The Russian ruble has lost nearly half of its value against international benchmark currencies over the past year, and the country’s largest companies have been largely shut off from international financial markets. The result is an economy that will contract by as much as 5 percent this year as prices spike and ordinary Russians increasingly struggle to afford the basics.

As a result, the private sector that the Russian government was counting on to finance all that new construction simply can’t afford it, and those companies that can fund the building efforts no longer view hotels in locales such as Yekaterinburg as an attractive long-term investment.

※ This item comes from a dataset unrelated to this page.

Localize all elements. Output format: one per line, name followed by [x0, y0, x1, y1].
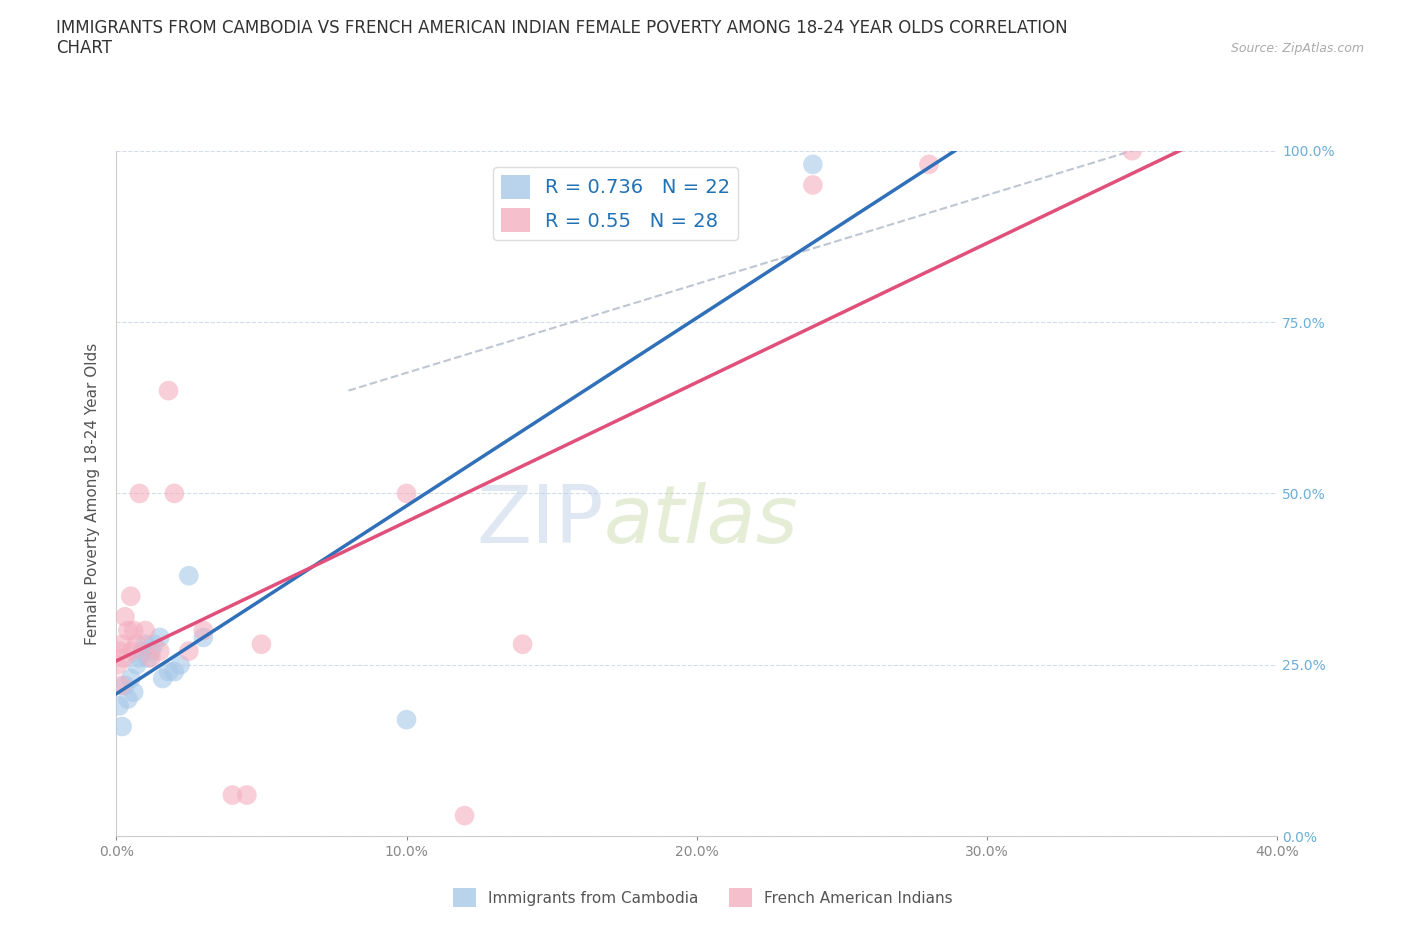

Related: 7 Reasons Qatar Won’t Host the 2022 World Cup

In an interview with the state-run TASS news agency, Russian Sports Minister Vitaly Mutko described desired amendments to the preparations for the tournament. “We have agreed with FIFA that we will be following its minimal requirements concerning each region’s accommodation of national teams, referee squads, the so-called representatives of FIFA family, FIFA guests, accredited journalists and so on,” he said. “We do not need fashionable hotels, constructed to FIFA’s highest requirements to stay empty after the championship.”

According to TASS, Mutko insisted that, despite the fact that under the proposal there would be at least 25 fewer hotels available for the event, there would be no reduction in the accommodations available to soccer fans traveling to Russia for the World Cup.